“In what respect?”
“In every respect.”
“Can you be more specific?”
“There are privacy considerations.”
“You’re suggesting she’s been abused?”
“I’m not suggesting anything.”
“The health-center document she gave me said you were the person to talk to.”
“I understand, and I’m sorry. I can assure you she’s not violent.”
“I never thought she was, but how am I supposed to proceed? This is a seminar. There are only eight other students.”
“Nate,” she said after a long beat. “This is going to sound harsh and unfeeling, but pretend she’s watching you on television from a remote location.”
“Does the poor girl have any friends?”
“I don’t think so, but that seems to be her choice,” she said. “Opal isn’t…”
“Like everybody else in the world since the beginning of time?” Nate suggested. “Because if she doesn’t want friends, that’s what she’d be.”
She sighed. “I’ve already told you more than I should’ve.”
“You haven’t told me anything.” He could imagine the dean massaging her temples with her thumb and forefinger.
“This much I can tell you,” she said finally. “Just being here? On campus? You have no idea what it means to her. None.”
Whatever the Mauntz girl’s problems might be, they weren’t evident in her first paper, which was by far the best in the class. Three weeks into the term she’d still not spoken a word and remained physically isolated, her expression a mask of grim concentration, her head cocked like a dog listening to a sound only it could hear. Perhaps because the discussion was otherwise so lively, Nate found himself unintentionally following Greta Silver’s advice to pretend the girl was watching the proceedings on closed-circuit television.

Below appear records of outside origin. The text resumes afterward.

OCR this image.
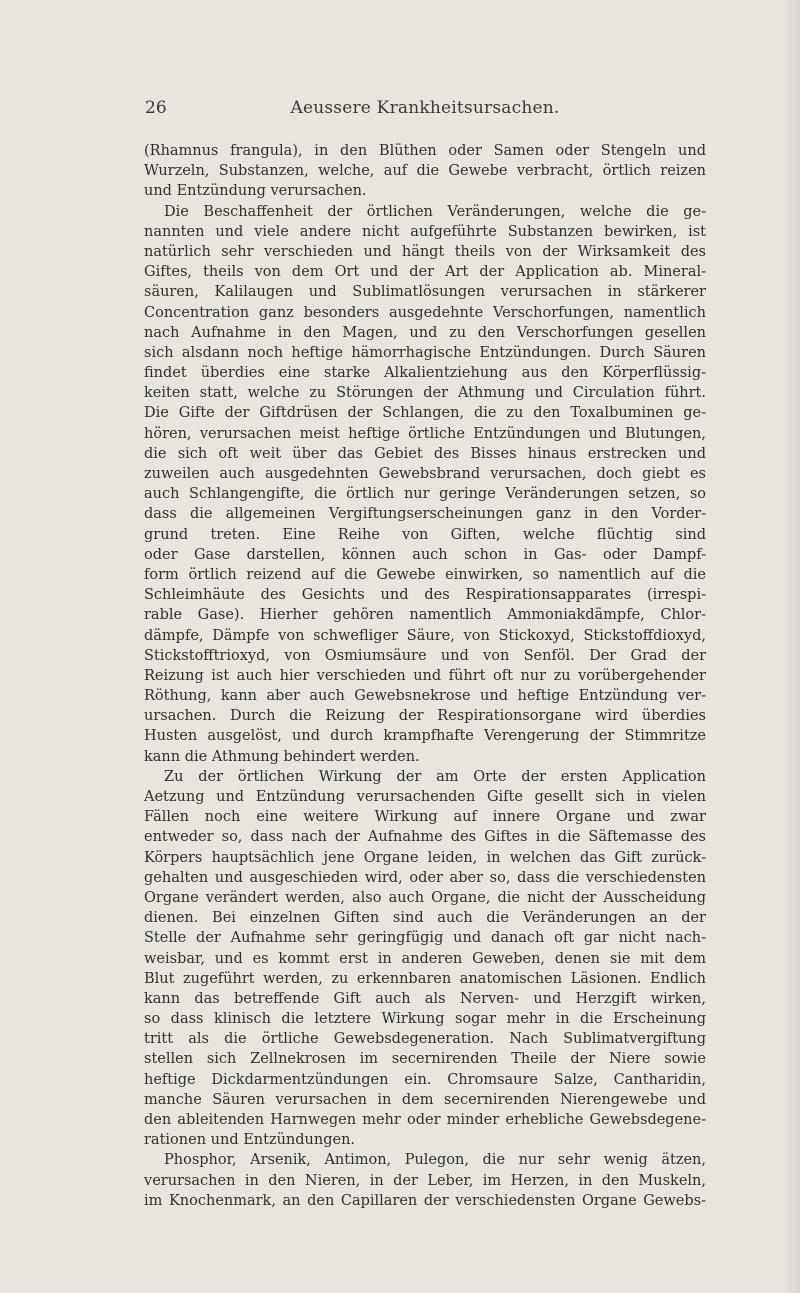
26	Aeussere Krankheitsursachen.
(Rhamnus frangula), in den Blüthen oder Samen oder Stengeln und
Wurzeln, Substanzen, welche, auf die Gewebe verbracht, örtlich reizen
und Entzündung verursachen.
Die Beschaffenheit der örtlichen Veränderungen, welche die ge-
nannten und viele andere nicht aufgeführte Substanzen bewirken, ist
natürlich sehr verschieden und hängt theils von der Wirksamkeit des
Giftes, theils von dem Ort und der Art der Application ab. Mineral-
säuren, Kalilaugen und Sublimatlösungen verursachen in stärkerer
Concentration ganz besonders ausgedehnte Verschorfungen, namentlich
nach Aufnahme in den Magen, und zu den Verschorfungen gesellen
sich alsdann noch heftige hämorrhagische Entzündungen. Durch Säuren
findet überdies eine starke Alkalientziehung aus den Körperflüssig-
keiten statt, welche zu Störungen der Athmung und Circulation führt.
Die Gifte der Giftdrüsen der Schlangen, die zu den Toxalbuminen ge-
hören, verursachen meist heftige örtliche Entzündungen und Blutungen,
die sich oft weit über das Gebiet des Bisses hinaus erstrecken und
zuweilen auch ausgedehnten Gewebsbrand verursachen, doch giebt es
auch Schlangengifte, die örtlich nur geringe Veränderungen setzen, so
dass die allgemeinen Vergiftungserscheinungen ganz in den Vorder-
grund treten. Eine Reihe von Giften, welche flüchtig sind
oder Gase darstellen, können auch schon in Gas- oder Dampf-
form örtlich reizend auf die Gewebe einwirken, so namentlich auf die
Schleimhäute des Gesichts und des Respirationsapparates (irrespi-
rable Gase). Hierher gehören namentlich Ammoniakdämpfe, Chlor-
dämpfe, Dämpfe von schwefliger Säure, von Stickoxyd, Stickstoffdioxyd,
Stickstofftrioxyd, von Osmiumsäure und von Senföl. Der Grad der
Reizung ist auch hier verschieden und führt oft nur zu vorübergehender
Röthung, kann aber auch Gewebsnekrose und heftige Entzündung ver-
ursachen. Durch die Reizung der Respirationsorgane wird überdies
Husten ausgelöst, und durch krampfhafte Verengerung der Stimmritze
kann die Athmung behindert werden.
Zu der örtlichen Wirkung der am Orte der ersten Application
Aetzung und Entzündung verursachenden Gifte gesellt sich in vielen
Fällen noch eine weitere Wirkung auf innere Organe und zwar
entweder so, dass nach der Aufnahme des Giftes in die Säftemasse des
Körpers hauptsächlich jene Organe leiden, in welchen das Gift zurück-
gehalten und ausgeschieden wird, oder aber so, dass die verschiedensten
Organe verändert werden, also auch Organe, die nicht der Ausscheidung
dienen. Bei einzelnen Giften sind auch die Veränderungen an der
Stelle der Aufnahme sehr geringfügig und danach oft gar nicht nach-
weisbar, und es kommt erst in anderen Geweben, denen sie mit dem
Blut zugeführt werden, zu erkennbaren anatomischen Läsionen. Endlich
kann das betreffende Gift auch als Nerven- und Herzgift wirken,
so dass klinisch die letztere Wirkung sogar mehr in die Erscheinung
tritt als die örtliche Gewebsdegeneration. Nach Sublimatvergiftung
stellen sich Zellnekrosen im secernirenden Theile der Niere sowie
heftige Dickdarmentzündungen ein. Chromsaure Salze, Cantharidin,
manche Säuren verursachen in dem secernirenden Nierengewebe und
den ableitenden Harnwegen mehr oder minder erhebliche Gewebsdegene-
rationen und Entzündungen.
Phosphor, Arsenik, Antimon, Pulegon, die nur sehr wenig ätzen,
verursachen in den Nieren, in der Leber, im Herzen, in den Muskeln,
im Knochenmark, an den Capillaren der verschiedensten Organe Gewebs-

The problem was that when he did remember her it was always a shock. She felt doubly real then, her presence a rebuke. It troubled him to recall how after she fell on the StairMaster last spring, she’d refused both help and comfort from onlookers. Then again, had anybody really tried? Shouldn’t he try? Though she wasn’t “participating” in any conventional sense, he was convinced that Opal Mauntz was fully engaged in everything that went on in the seminar. Sometimes he saw, or possibly imagined, the hint of a smile, especially when he responded to her classmates’ comments in a particularly probing manner, as if she knew precisely what he was after. She seemed attuned not just to the discussion but to his methods, his unwillingness to let glib comments go unchallenged. And now, his intuition was validated by her brilliant essay.
Over the years Nate had his share of fine students, a few even gifted, but never really the one who justifies a career, and as he read that first essay with mounting excitement it occurred to him that the Mauntz girl might be just such a student. How cruel it was that he wasn’t allowed to speak with her. On the other hand it was also possible he was wrong, that on the basis of a single essay and perhaps a nonexistent smile, he was projecting onto her blank silence his own yearning, as if it were within her power to refute his growing conviction that he should’ve accepted Mr. Handscombe’s offer of a whole different destiny that long-ago summer.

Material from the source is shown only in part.